Before I could back up, he moved. Not with the impossible speed he'd shown moments earlier, but with a sudden, devastating shift in presence. He closed the remaining distance, his body slamming into mine, driving me backward until the small of my back hit the cool plaster of the wall with a painful thud.
His hands, still impossibly cold, shot out and clamped around my wrists, pinning my arms against my sides. I gasped, struggling uselessly against the vise of his grip, the desperate movement only increasing the friction and the shameful heat between us.
"This is not a negotiation, Nomi," he murmured, his gaze dropping to the rapid pulse point visible above my collarbone. His eyes glowed like embers, redder than ever. "Your human laws, your human whims, your human defiance... they are meaningless to my kind."
He wasn't acting. His proximity was suffocating, his strength utterly absolute. My furious resistance died in my throat, strangled by the raw power radiating off him. He was too fast, too cold, too strong to be just a man.
He leaned down, his lips brushing the shell of my ear, sending a deep, penetrating shiver through me. "Do you still believe this is a prank, little runner? A cult?"

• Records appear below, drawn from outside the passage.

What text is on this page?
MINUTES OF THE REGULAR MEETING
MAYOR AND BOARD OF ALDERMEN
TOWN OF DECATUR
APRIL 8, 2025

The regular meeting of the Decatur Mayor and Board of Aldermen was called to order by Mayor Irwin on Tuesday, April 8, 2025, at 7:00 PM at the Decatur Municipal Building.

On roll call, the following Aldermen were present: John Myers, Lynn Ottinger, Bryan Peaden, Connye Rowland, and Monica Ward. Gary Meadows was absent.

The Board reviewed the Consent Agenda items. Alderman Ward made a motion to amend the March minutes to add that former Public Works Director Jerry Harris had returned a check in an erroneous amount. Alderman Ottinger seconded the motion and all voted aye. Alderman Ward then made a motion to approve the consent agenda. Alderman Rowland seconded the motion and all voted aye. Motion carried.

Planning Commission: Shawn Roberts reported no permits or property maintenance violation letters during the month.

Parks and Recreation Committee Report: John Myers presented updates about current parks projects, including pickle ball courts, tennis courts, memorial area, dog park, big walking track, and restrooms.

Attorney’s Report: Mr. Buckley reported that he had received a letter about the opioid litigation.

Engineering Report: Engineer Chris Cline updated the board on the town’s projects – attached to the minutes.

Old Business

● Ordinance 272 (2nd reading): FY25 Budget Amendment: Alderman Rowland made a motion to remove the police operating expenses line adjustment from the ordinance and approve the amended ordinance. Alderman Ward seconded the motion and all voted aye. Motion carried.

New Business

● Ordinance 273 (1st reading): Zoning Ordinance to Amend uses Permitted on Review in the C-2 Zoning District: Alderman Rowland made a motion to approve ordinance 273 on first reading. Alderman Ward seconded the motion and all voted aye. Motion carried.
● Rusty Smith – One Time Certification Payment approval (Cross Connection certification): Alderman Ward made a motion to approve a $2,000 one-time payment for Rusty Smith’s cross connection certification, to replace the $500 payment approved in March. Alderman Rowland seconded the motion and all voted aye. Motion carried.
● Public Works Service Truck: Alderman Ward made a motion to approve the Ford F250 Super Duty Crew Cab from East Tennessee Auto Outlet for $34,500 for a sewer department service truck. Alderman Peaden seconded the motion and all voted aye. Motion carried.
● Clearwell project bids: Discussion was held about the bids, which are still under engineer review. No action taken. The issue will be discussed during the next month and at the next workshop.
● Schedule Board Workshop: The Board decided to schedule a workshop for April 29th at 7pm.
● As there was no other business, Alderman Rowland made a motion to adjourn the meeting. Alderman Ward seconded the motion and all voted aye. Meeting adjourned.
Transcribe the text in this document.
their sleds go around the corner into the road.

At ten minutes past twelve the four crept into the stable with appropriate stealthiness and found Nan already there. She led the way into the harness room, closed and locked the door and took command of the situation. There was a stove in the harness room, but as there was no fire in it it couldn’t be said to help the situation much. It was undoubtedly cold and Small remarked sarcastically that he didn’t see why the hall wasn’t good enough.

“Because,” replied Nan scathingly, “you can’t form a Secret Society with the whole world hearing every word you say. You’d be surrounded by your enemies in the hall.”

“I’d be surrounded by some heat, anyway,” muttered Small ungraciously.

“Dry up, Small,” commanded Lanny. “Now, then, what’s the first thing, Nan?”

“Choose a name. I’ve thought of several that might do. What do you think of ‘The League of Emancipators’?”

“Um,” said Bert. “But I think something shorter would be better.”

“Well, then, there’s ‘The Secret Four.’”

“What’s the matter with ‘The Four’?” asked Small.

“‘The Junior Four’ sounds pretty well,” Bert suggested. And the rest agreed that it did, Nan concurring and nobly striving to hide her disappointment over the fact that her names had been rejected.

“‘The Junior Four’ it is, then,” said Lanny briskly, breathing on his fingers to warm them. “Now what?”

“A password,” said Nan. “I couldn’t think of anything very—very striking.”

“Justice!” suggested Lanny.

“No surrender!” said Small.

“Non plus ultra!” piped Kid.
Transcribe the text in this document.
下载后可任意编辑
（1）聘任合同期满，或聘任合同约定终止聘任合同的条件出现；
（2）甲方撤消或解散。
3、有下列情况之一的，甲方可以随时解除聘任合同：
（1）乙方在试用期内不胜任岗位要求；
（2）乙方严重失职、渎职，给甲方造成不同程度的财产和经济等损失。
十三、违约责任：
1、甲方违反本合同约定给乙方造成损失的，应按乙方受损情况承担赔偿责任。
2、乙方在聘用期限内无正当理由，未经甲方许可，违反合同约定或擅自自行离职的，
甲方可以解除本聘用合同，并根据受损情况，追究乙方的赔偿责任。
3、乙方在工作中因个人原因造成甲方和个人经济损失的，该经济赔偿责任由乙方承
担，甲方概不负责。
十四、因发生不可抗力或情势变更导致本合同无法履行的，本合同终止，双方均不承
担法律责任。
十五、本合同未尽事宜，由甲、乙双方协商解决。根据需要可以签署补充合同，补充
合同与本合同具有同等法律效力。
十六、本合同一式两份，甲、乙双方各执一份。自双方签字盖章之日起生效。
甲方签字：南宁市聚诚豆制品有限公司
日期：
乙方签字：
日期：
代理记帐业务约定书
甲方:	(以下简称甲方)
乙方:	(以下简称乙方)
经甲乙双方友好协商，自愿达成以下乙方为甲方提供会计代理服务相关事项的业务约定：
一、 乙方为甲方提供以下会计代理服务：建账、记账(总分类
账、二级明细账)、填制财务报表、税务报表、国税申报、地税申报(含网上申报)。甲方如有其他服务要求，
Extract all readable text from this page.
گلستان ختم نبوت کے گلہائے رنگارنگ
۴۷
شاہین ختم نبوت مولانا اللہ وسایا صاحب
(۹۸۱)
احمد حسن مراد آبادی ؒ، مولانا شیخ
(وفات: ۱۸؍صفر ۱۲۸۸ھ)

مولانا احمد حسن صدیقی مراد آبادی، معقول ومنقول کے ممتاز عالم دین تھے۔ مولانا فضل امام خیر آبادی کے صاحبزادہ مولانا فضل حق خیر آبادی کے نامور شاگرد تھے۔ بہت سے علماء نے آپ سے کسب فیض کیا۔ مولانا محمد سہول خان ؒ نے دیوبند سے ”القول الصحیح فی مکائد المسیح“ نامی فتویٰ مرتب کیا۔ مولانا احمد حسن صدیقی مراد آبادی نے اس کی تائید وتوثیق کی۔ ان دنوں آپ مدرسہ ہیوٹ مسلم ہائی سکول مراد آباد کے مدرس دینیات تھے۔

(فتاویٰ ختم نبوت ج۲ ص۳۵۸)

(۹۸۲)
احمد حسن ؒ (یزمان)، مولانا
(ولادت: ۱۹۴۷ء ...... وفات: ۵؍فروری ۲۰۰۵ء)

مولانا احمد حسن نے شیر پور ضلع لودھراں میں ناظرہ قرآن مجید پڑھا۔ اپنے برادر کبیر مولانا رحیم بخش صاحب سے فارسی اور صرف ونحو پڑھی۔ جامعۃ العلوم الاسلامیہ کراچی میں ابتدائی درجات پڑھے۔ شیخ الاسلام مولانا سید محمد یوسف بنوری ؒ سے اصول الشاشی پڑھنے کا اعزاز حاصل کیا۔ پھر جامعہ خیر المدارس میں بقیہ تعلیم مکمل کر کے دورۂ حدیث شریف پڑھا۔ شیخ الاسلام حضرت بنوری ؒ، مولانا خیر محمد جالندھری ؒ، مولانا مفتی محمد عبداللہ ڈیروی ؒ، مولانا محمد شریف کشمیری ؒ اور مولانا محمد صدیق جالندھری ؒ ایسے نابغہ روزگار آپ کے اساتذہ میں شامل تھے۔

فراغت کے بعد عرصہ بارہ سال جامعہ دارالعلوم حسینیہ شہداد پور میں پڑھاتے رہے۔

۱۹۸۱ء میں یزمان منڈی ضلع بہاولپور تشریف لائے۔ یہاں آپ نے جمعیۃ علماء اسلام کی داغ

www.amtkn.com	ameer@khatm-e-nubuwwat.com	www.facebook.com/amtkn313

Then, he forced the truth.
Darius pulled his head back just enough for me to see his face, and with a silent, terrible grace, he let the mask drop. I watched in frozen horror as his soft, pink lips curled back, receding from his gums. The white points of his upper canines didn't just appear.. No they elongated, sharpening into perfect, deadly spikes, catching the soft light of the chandelier and glittering like diamond daggers.
And as I stared at the monstrous, beautiful reality inches from my face, the absolute, cold truth finally crashed down on me, shattering my world into pieces.
"You're no human are you?" I whispered, the words trembling and thin. "You're a monster."
Darius smiled, a flash of pure, primal hunger that erased every ounce of his previous aristocratic pretense. He reached up, his thumb still tracing the line of my throat.
"I am Lord Darius Dreymont," he confirmed, his voice a low, terrifying growl. "And yes, little Nomi. I am the vampire who owns you."